Single by Sarah Brightman

from the album Dive
- A-side: "Captain Nemo"
- B-side: "When It Rains in America"; "Island";
- Released: 1993
- Recorded: 1993
- Studio: Nemo Studio (Hamburg, Germany)
- Genre: Classical crossover
- Label: A&M
- Songwriter: Holmberg/Lancelot
- Producer: Frank Peterson

Sarah Brightman singles chronology
| "Amigos Para Siempre'" (1992) | "Captain Nemo" (1993) | "The Second Element" (1993) |

Music video
- "Captain Nemo" on YouTube

Audio sample
- file; help;

= Captain Nemo (song) =

1990 song by Dive

"Captain Nemo" is the debut single by Swedish band Dive (Chris Lancelot and Erik Holmberg), released in 1990. The song is named after the legendary character Captain Nemo from the 1870 Jules Verne novel Twenty Thousand Leagues Under the Seas.
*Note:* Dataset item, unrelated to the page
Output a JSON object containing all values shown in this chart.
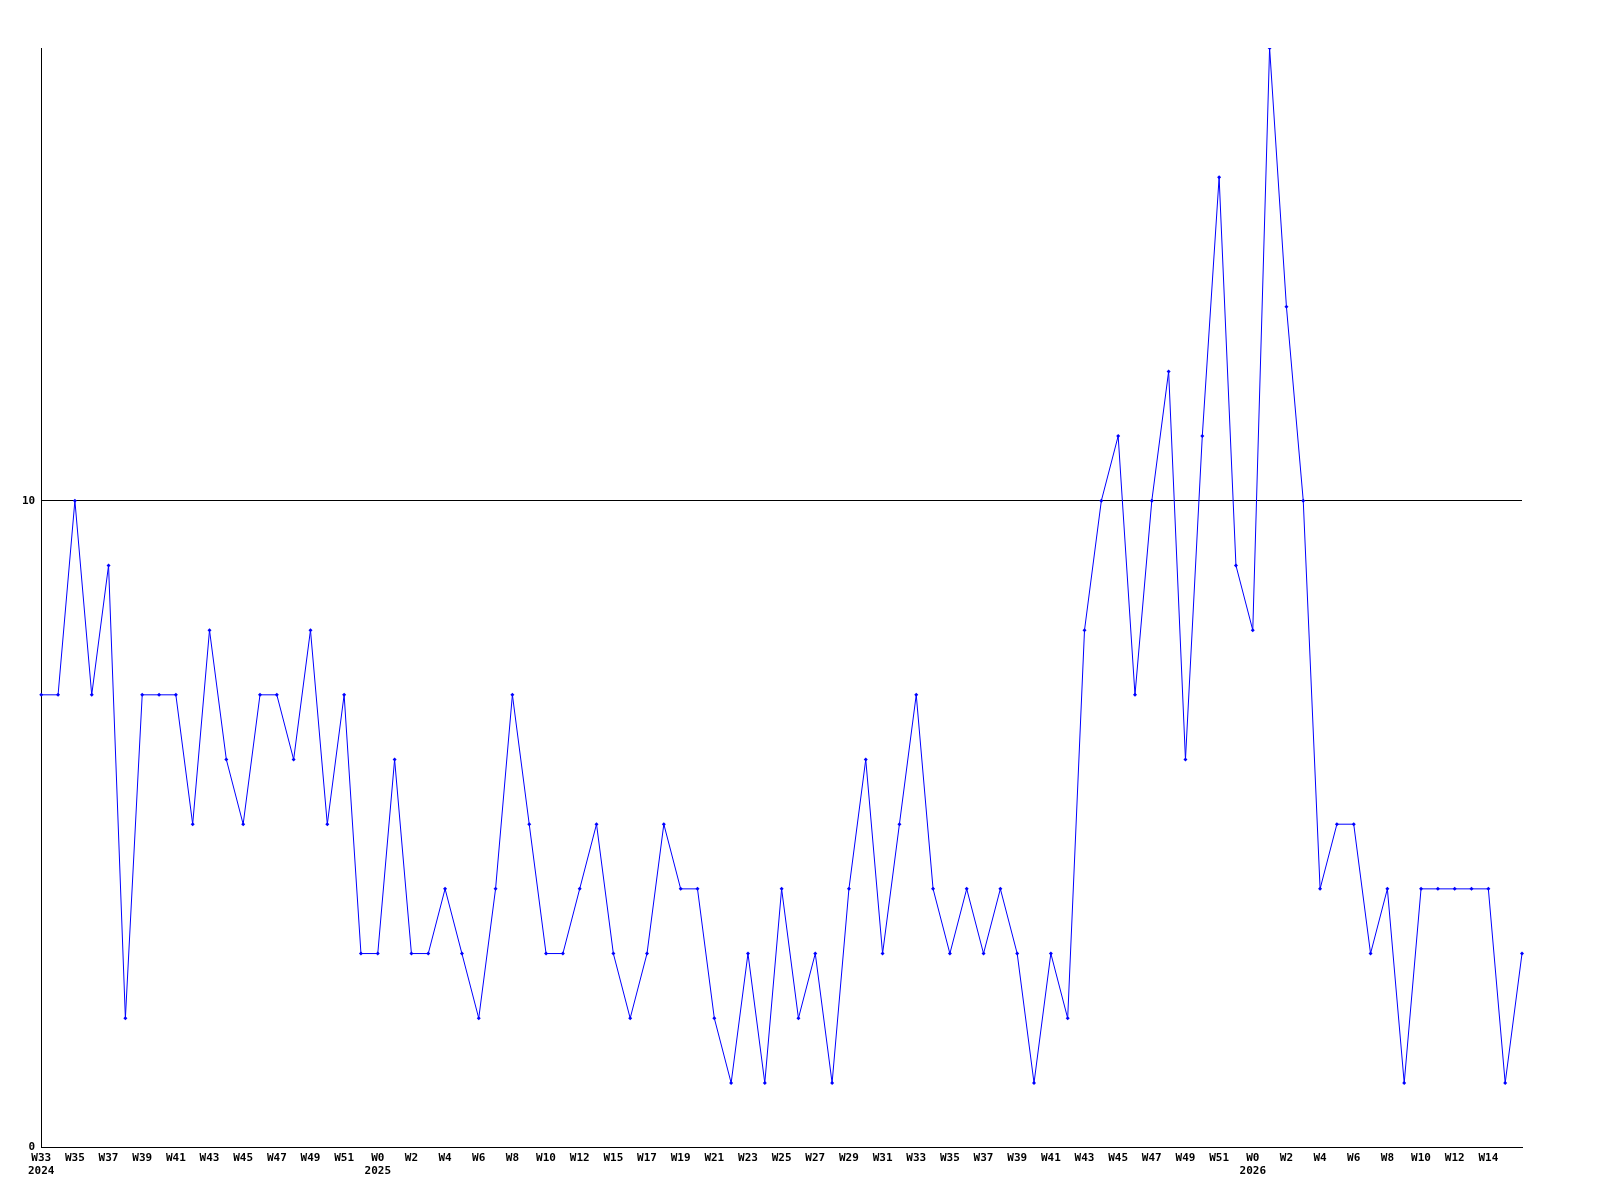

==Sarah Brightman version==

"Captain Nemo" is the first single from British soprano Sarah Brightman's 1993 album, Dive. A music video was made for the song.

===Critical reception===
Music & Media commented in their review, "Mostly she's featured in Andrew Lloyd Webber-composed musicals; now you have to judge her on her own merits. At least as interesting as Kate Bush and Tori Amos."

===Track listing===
1. "Captain Nemo (Radio edit)"
2. "When it Rains in America"
3. "Island"
4. "Captain Nemo" (Extended album version)

===Alternate 2-track edition===
1. "Captain Nemo (Radio Edit)"
2. "Island (LP Version)"

==Other covers==
- Cecilia Vennersten recorded a Swedish version of the song on her self-titled 1995 debut album.